To sell short, a trader has to first borrow a stock from its owner. That long investor will generally provide shares, through a prime broker, for a price. Many stocks are held by large institutions, which, according to the conventional wisdom, are well positioned to encourage and enable securities lending.
More of the financial market has become linked to benchmark indexes that weight stocks by market capitalization, and Sikorskaya wondered how this was affecting securities lending. To find out, she employed benchmarking intensity (BMI), a metric she developed with London Business School’s Anna Pavlova. She also looked at the annual rebalancing decisions made by FTSE Russell, a global index provider, then built a model that explains how index weights affect borrowing prices.
Each June, FTSE Russell moves US stocks in and out of indexes on the basis of market capitalization. A stock may fall from the large-cap Russell 1000 to the small-cap Russell 2000. When that happens, because there is more capital benchmarked to the Russell 2000, investors will buy the stock.

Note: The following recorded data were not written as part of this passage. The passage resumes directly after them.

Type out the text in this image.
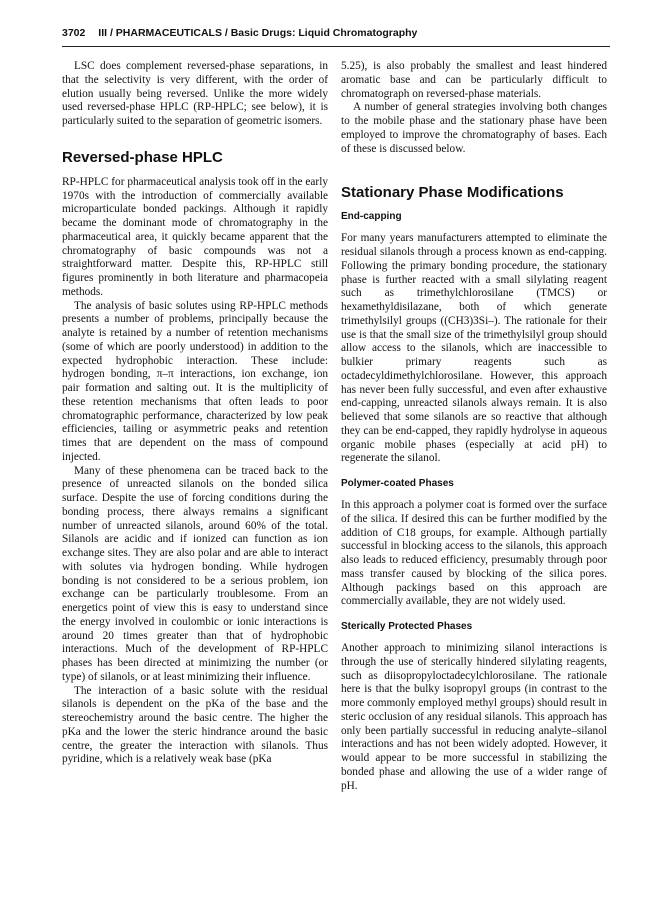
3702 III / PHARMACEUTICALS / Basic Drugs: Liquid Chromatography

LSC does complement reversed-phase separations, in that the selectivity is very different, with the order of elution usually being reversed. Unlike the more widely used reversed-phase HPLC (RP-HPLC; see below), it is particularly suited to the separation of geometric isomers.

Reversed-phase HPLC

RP-HPLC for pharmaceutical analysis took off in the early 1970s with the introduction of commercially available microparticulate bonded packings. Although it rapidly became the dominant mode of chromatography in the pharmaceutical area, it quickly became apparent that the chromatography of basic compounds was not a straightforward matter. Despite this, RP-HPLC still figures prominently in both literature and pharmacopeia methods.

The analysis of basic solutes using RP-HPLC methods presents a number of problems, principally because the analyte is retained by a number of retention mechanisms (some of which are poorly understood) in addition to the expected hydrophobic interaction. These include: hydrogen bonding, π–π interactions, ion exchange, ion pair formation and salting out. It is the multiplicity of these retention mechanisms that often leads to poor chromatographic performance, characterized by low peak efficiencies, tailing or asymmetric peaks and retention times that are dependent on the mass of compound injected.

Many of these phenomena can be traced back to the presence of unreacted silanols on the bonded silica surface. Despite the use of forcing conditions during the bonding process, there always remains a significant number of unreacted silanols, around 60% of the total. Silanols are acidic and if ionized can function as ion exchange sites. They are also polar and are able to interact with solutes via hydrogen bonding. While hydrogen bonding is not considered to be a serious problem, ion exchange can be particularly troublesome. From an energetics point of view this is easy to understand since the energy involved in coulombic or ionic interactions is around 20 times greater than that of hydrophobic interactions. Much of the development of RP-HPLC phases has been directed at minimizing the number (or type) of silanols, or at least minimizing their influence.

The interaction of a basic solute with the residual silanols is dependent on the pKa of the base and the stereochemistry around the basic centre. The higher the pKa and the lower the steric hindrance around the basic centre, the greater the interaction with silanols. Thus pyridine, which is a relatively weak base (pKa

5.25), is also probably the smallest and least hindered aromatic base and can be particularly difficult to chromatograph on reversed-phase materials.

A number of general strategies involving both changes to the mobile phase and the stationary phase have been employed to improve the chromatography of bases. Each of these is discussed below.

Stationary Phase Modifications
End-capping

For many years manufacturers attempted to eliminate the residual silanols through a process known as end-capping. Following the primary bonding procedure, the stationary phase is further reacted with a small silylating reagent such as trimethylchlorosilane (TMCS) or hexamethyldisilazane, both of which generate trimethylsilyl groups ((CH3)3Si–). The rationale for their use is that the small size of the trimethylsilyl group should allow access to the silanols, which are inaccessible to bulkier primary reagents such as octadecyldimethylchlorosilane. However, this approach has never been fully successful, and even after exhaustive end-capping, unreacted silanols always remain. It is also believed that some silanols are so reactive that although they can be end-capped, they rapidly hydrolyse in aqueous organic mobile phases (especially at acid pH) to regenerate the silanol.

Polymer-coated Phases

In this approach a polymer coat is formed over the surface of the silica. If desired this can be further modified by the addition of C18 groups, for example. Although partially successful in blocking access to the silanols, this approach also leads to reduced efficiency, presumably through poor mass transfer caused by blocking of the silica pores. Although packings based on this approach are commercially available, they are not widely used.

Sterically Protected Phases

Another approach to minimizing silanol interactions is through the use of sterically hindered silylating reagents, such as diisopropyloctadecylchlorosilane. The rationale here is that the bulky isopropyl groups (in contrast to the more commonly employed methyl groups) should result in steric occlusion of any residual silanols. This approach has only been partially successful in reducing analyte–silanol interactions and has not been widely adopted. However, it would appear to be more successful in stabilizing the bonded phase and allowing the use of a wider range of pH.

Sikorskaya finds that between 2006 and 2018, a stock that dropped to the Russell 2000 saw its BMI metric rise nearly 9 percentage points, on average. As a stock’s BMI rises, so does its lending supply, which, in theory, should make it cheaper for short-sellers to borrow those stocks.

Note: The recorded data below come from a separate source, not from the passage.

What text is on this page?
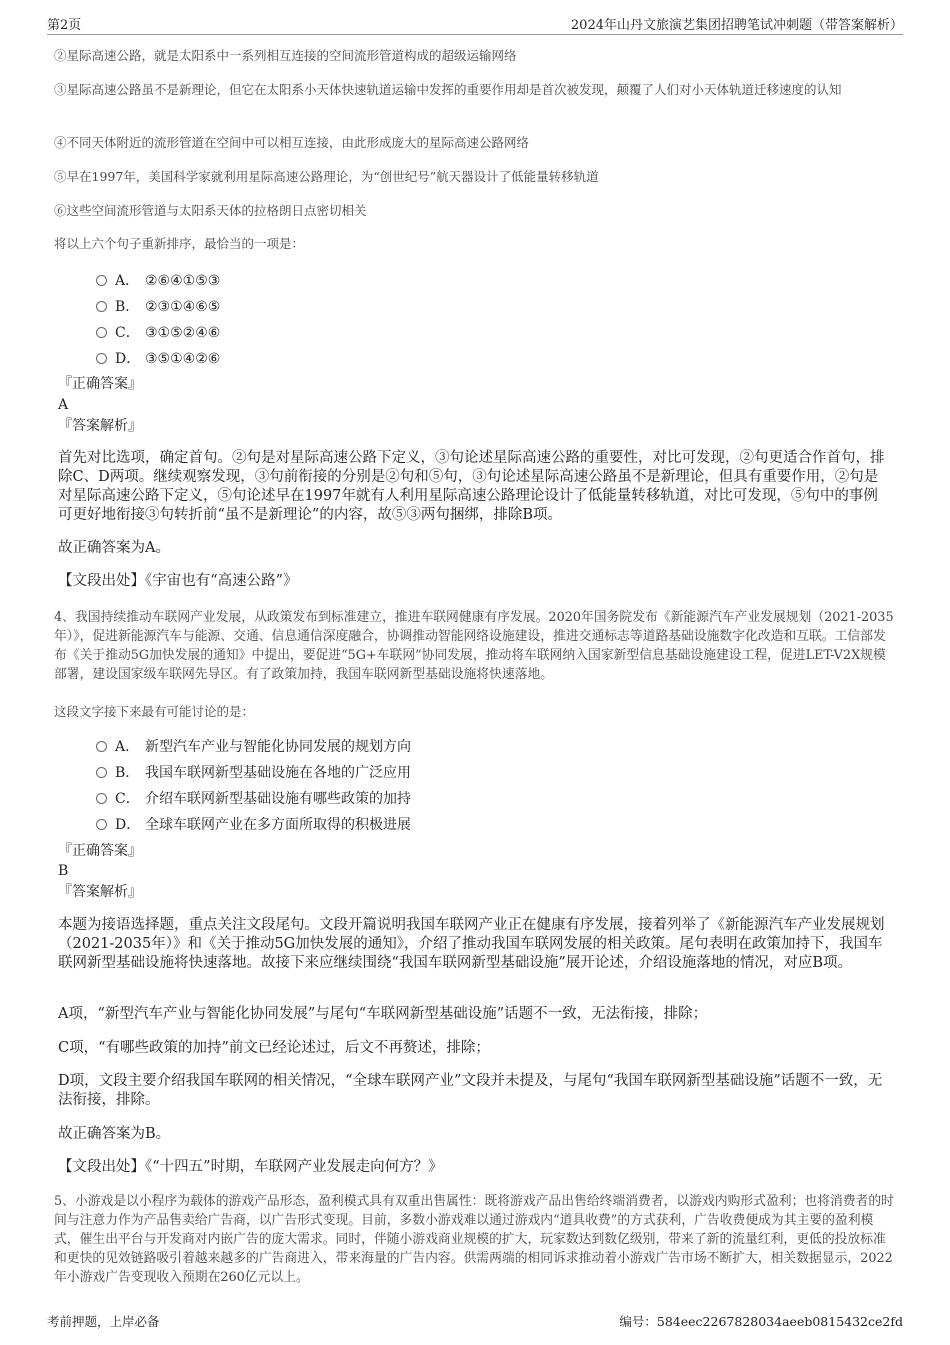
第2页	2024年山丹文旅演艺集团招聘笔试冲刺题（带答案解析）
②星际高速公路，就是太阳系中一系列相互连接的空间流形管道构成的超级运输网络
③星际高速公路虽不是新理论，但它在太阳系小天体快速轨道运输中发挥的重要作用却是首次被发现，颠覆了人们对小天体轨道迁移速度的认知
④不同天体附近的流形管道在空间中可以相互连接，由此形成庞大的星际高速公路网络
⑤早在1997年，美国科学家就利用星际高速公路理论，为“创世纪号”航天器设计了低能量转移轨道
⑥这些空间流形管道与太阳系天体的拉格朗日点密切相关
将以上六个句子重新排序，最恰当的一项是：
A． ②⑥④①⑤③
B． ②③①④⑥⑤
C． ③①⑤②④⑥
D． ③⑤①④②⑥
『正确答案』
A
『答案解析』
首先对比选项，确定首句。②句是对星际高速公路下定义，③句论述星际高速公路的重要性，对比可发现，②句更适合作首句，排除C、D两项。继续观察发现，③句前衔接的分别是②句和⑤句，③句论述星际高速公路虽不是新理论，但具有重要作用，②句是对星际高速公路下定义，⑤句论述早在1997年就有人利用星际高速公路理论设计了低能量转移轨道，对比可发现，⑤句中的事例可更好地衔接③句转折前“虽不是新理论”的内容，故⑤③两句捆绑，排除B项。
故正确答案为A。
【文段出处】《宇宙也有“高速公路”》
4、我国持续推动车联网产业发展，从政策发布到标准建立，推进车联网健康有序发展。2020年国务院发布《新能源汽车产业发展规划（2021-2035年）》，促进新能源汽车与能源、交通、信息通信深度融合，协调推动智能网络设施建设，推进交通标志等道路基础设施数字化改造和互联。工信部发布《关于推动5G加快发展的通知》中提出，要促进“5G+车联网”协同发展，推动将车联网纳入国家新型信息基础设施建设工程，促进LET-V2X规模部署，建设国家级车联网先导区。有了政策加持，我国车联网新型基础设施将快速落地。
这段文字接下来最有可能讨论的是：
A． 新型汽车产业与智能化协同发展的规划方向
B． 我国车联网新型基础设施在各地的广泛应用
C． 介绍车联网新型基础设施有哪些政策的加持
D． 全球车联网产业在多方面所取得的积极进展
『正确答案』
B
『答案解析』
本题为接语选择题，重点关注文段尾句。文段开篇说明我国车联网产业正在健康有序发展，接着列举了《新能源汽车产业发展规划（2021-2035年）》和《关于推动5G加快发展的通知》，介绍了推动我国车联网发展的相关政策。尾句表明在政策加持下，我国车联网新型基础设施将快速落地。故接下来应继续围绕“我国车联网新型基础设施”展开论述，介绍设施落地的情况，对应B项。
A项，“新型汽车产业与智能化协同发展”与尾句“车联网新型基础设施”话题不一致，无法衔接，排除；
C项，“有哪些政策的加持”前文已经论述过，后文不再赘述，排除；
D项，文段主要介绍我国车联网的相关情况，“全球车联网产业”文段并未提及，与尾句“我国车联网新型基础设施”话题不一致，无法衔接，排除。
故正确答案为B。
【文段出处】《“十四五”时期，车联网产业发展走向何方？》
5、小游戏是以小程序为载体的游戏产品形态，盈利模式具有双重出售属性：既将游戏产品出售给终端消费者，以游戏内购形式盈利；也将消费者的时间与注意力作为产品售卖给广告商，以广告形式变现。目前，多数小游戏难以通过游戏内“道具收费”的方式获利，广告收费便成为其主要的盈利模式，催生出平台与开发商对内嵌广告的庞大需求。同时，伴随小游戏商业规模的扩大，玩家数达到数亿级别，带来了新的流量红利，更低的投放标准和更快的见效链路吸引着越来越多的广告商进入，带来海量的广告内容。供需两端的相同诉求推动着小游戏广告市场不断扩大，相关数据显示，2022年小游戏广告变现收入预期在260亿元以上。
考前押题，上岸必备	编号：584eec2267828034aeeb0815432ce2fd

Yet that’s not what she finds in the data. When stocks that were hard to borrow were added to the Russell 2000, it became 25 percent more expensive to short them. By her calculations, a 1 percentage point rise in institutional ownership led to a 77 basis point increase in borrowing fees for these stocks.
How an index affects lending
There may have been more demand from shorts for those stocks; but also, even though regulation allows funds to lend out a third of their total assets, big money managers such as BlackRock, Fidelity, and Vanguard often impose their own stock-level lending limits, Sikorskaya says. There are many stocks they will hardly lend out at all, even if short-sellers are eager to borrow them. “For example, I see that 40 percent of hard-to-borrow additions to the Russell 2000 Index were not lent out after the reconstitution,” she says.
It is hard to quantify how much money managers are leaving on the table, or why they’re making that decision. “The securities lending market is so important, but we don’t always know what’s happening on the sell side. We may not know who holds those large positions or even how much it costs to sell short in real time,” she says.
What is clear, however, is that the lending limits should affect market efficiency. The research findings suggest that as a security becomes more expensive to borrow, some short-sellers alter their decision-making. Marginal short-sellers, in particular, may choose to forgo trades that involve high borrowing costs and instead focus on stocks that cost less to borrow.
For further evidence of the mechanism in the model, Sikorskaya looked to Japan, where the central bank purchased exchange-traded funds between 2010 and 2022. She finds a similar dynamic: When the Bank of Japan made purchases, certain stocks—the ones in which the Bank of Japan made the largest unexpected purchases—saw an increase in lending supply, shorting demand, and borrowing fees.
The findings highlight the need for continued and further transparency in the securities lending market, as well as in other settings that involve mandate-driven rebalancing, Sikorskaya writes.
She notes that the same forces she observed will likely be in play if and when climate-initiative mandates and benchmarking encourage more purchases of sustainable investments or discourage purchases of polluters’ stocks. A restriction on lending could end up affecting short-sellers, market efficiency, and the institutions’ own investors.
- Anna Pavlova and Taisiya Sikorskaya, “Benchmarking Intensity,” Review of Financial Studies, March 2023.
- Taisiya Sikorskaya, “Institutional Investor Mandates, Securities Lending, and Short-Selling Constraints,” Working paper, September 2025.